The amount of time a medical director spends onsite is also left up for interpretation. Before shifting more into a consulting role, Kumar said he was contracted as a medical director at two nursing homes — one with approximately 150 residents and another with approximately 100. He would spend 16 to 20 hours per month combined on administrative duties for the two facilities. 

An elusive measurement

The CMS definition of the role of a medical director dates back to 2005. In 2011, the Society for Post-Acute and Long-Term Care Medicine released a white paper to provide clarity on the role. 

“There is an ever-expanding role for medical directors in facilities,” Kumar said. “The citations that come from surveyors for lack of medical-director engagement comes from interpreting [the CMS] guidance. It’s very hard to either approve or disprove a medical director’s engagement.”

In an email to McKnight’s Tuesday seeking comment on the concerns raised about the data, Richard Mollot, executive director of the Long Term Care Community Coalition, said he thought it was clear that people asking questions had not read the full study, which sits behind a paywall.
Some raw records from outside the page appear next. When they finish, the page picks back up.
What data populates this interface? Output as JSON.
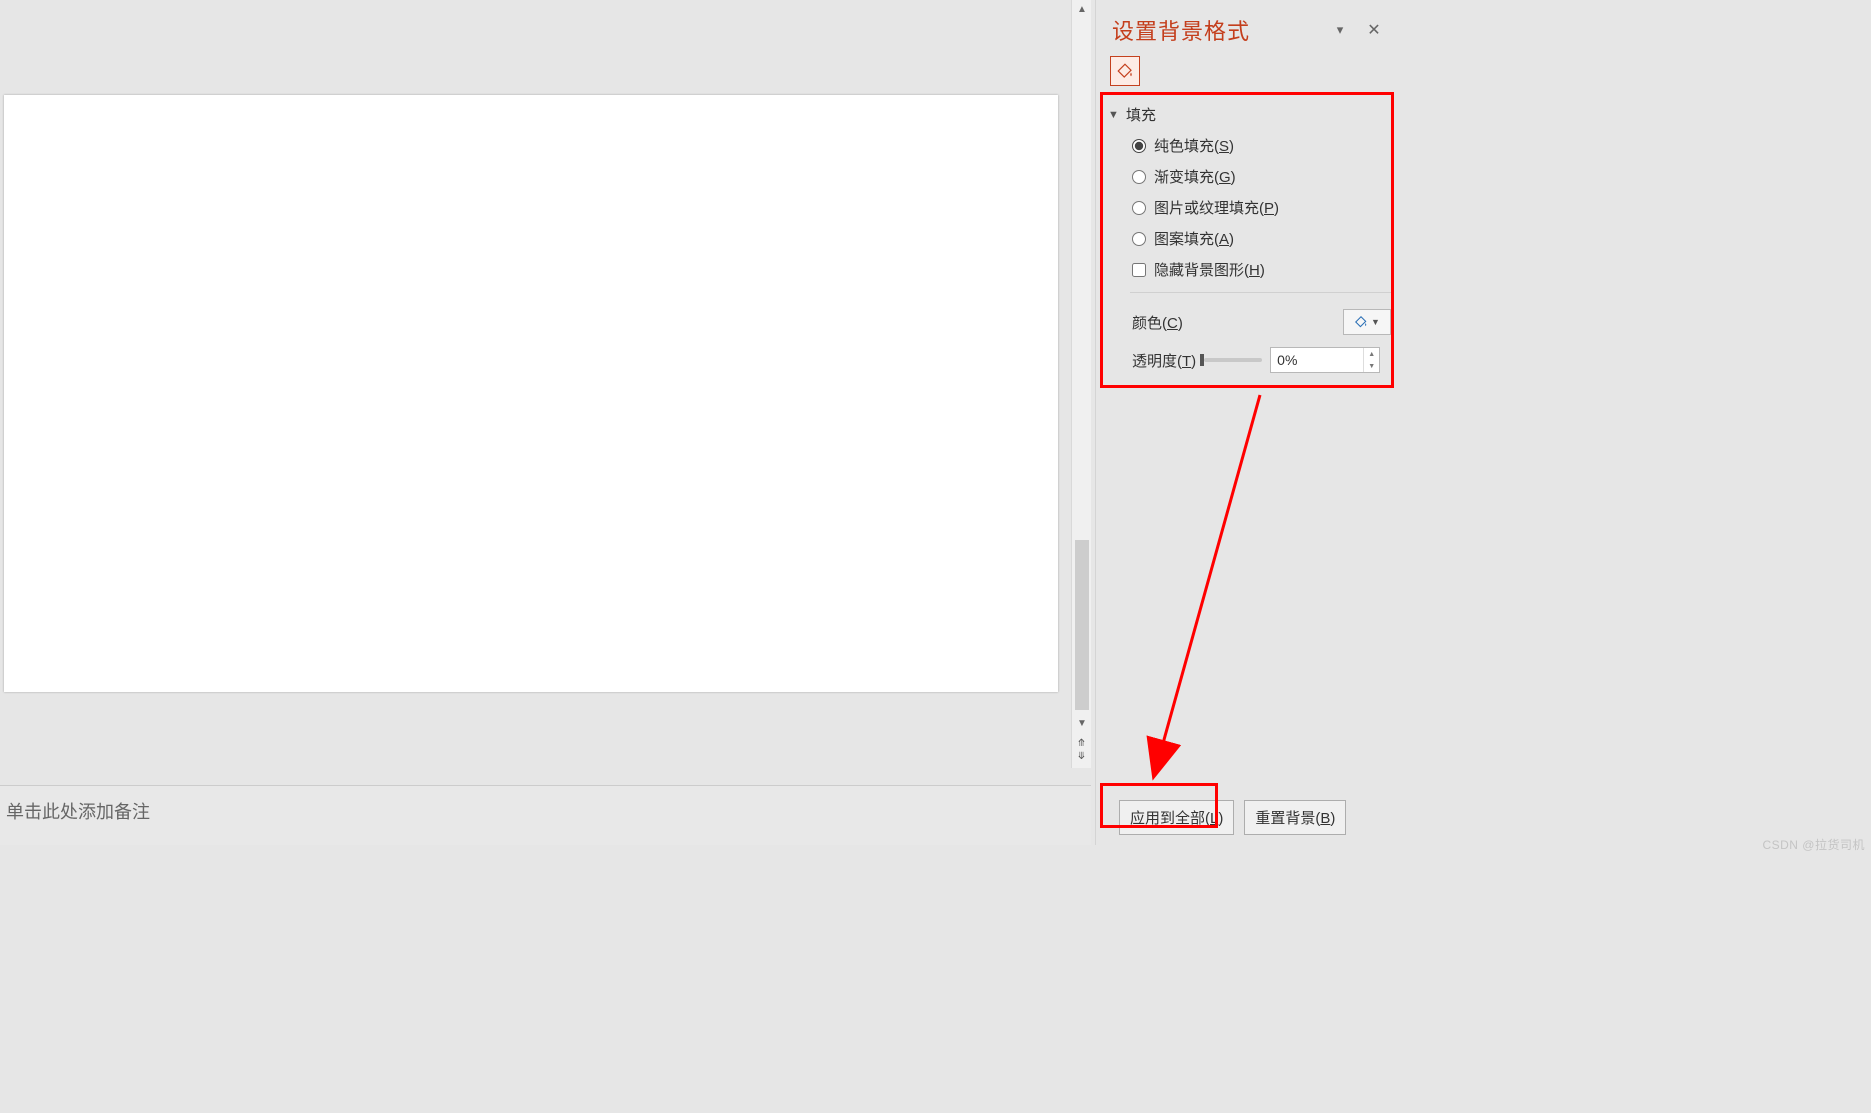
{
  "panel": {
    "title": "设置背景格式",
    "fill_icon": "paint-bucket-icon",
    "section_label": "填充",
    "options": {
      "solid": {
        "label_pre": "纯色填充(",
        "hotkey": "S",
        "label_post": ")",
        "checked": true
      },
      "gradient": {
        "label_pre": "渐变填充(",
        "hotkey": "G",
        "label_post": ")",
        "checked": false
      },
      "picture": {
        "label_pre": "图片或纹理填充(",
        "hotkey": "P",
        "label_post": ")",
        "checked": false
      },
      "pattern": {
        "label_pre": "图案填充(",
        "hotkey": "A",
        "label_post": ")",
        "checked": false
      },
      "hidebg": {
        "label_pre": "隐藏背景图形(",
        "hotkey": "H",
        "label_post": ")",
        "checked": false
      }
    },
    "color_row": {
      "label_pre": "颜色(",
      "hotkey": "C",
      "label_post": ")"
    },
    "transparency_row": {
      "label_pre": "透明度(",
      "hotkey": "T",
      "label_post": ")",
      "value": "0%"
    },
    "actions": {
      "apply_all": {
        "label_pre": "应用到全部(",
        "hotkey": "L",
        "label_post": ")"
      },
      "reset": {
        "label_pre": "重置背景(",
        "hotkey": "B",
        "label_post": ")"
      }
    }
  },
  "notes": {
    "placeholder": "单击此处添加备注"
  },
  "watermark": "CSDN @拉货司机"
}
“It is disturbing to hear that they are drawing such conclusions,” he said. “This is not an opinion piece.”

It appears the researchers and Kumar were in agreement on at least a few points.

“It is unknown whether some [nursing homes] do not have [medical directors], in violation of the regulations, or whether [nursing homes] are simply not reporting [medical director] time,” the report authors wrote. 

“Potential reasons for failure to report time include that [nursing homes] have not established mechanisms for obtaining and reporting the data from [medical directors] as required or that [medical directors] are not cooperating with the reporting requirements,” they added. “It is also possible that hours could be overreported.”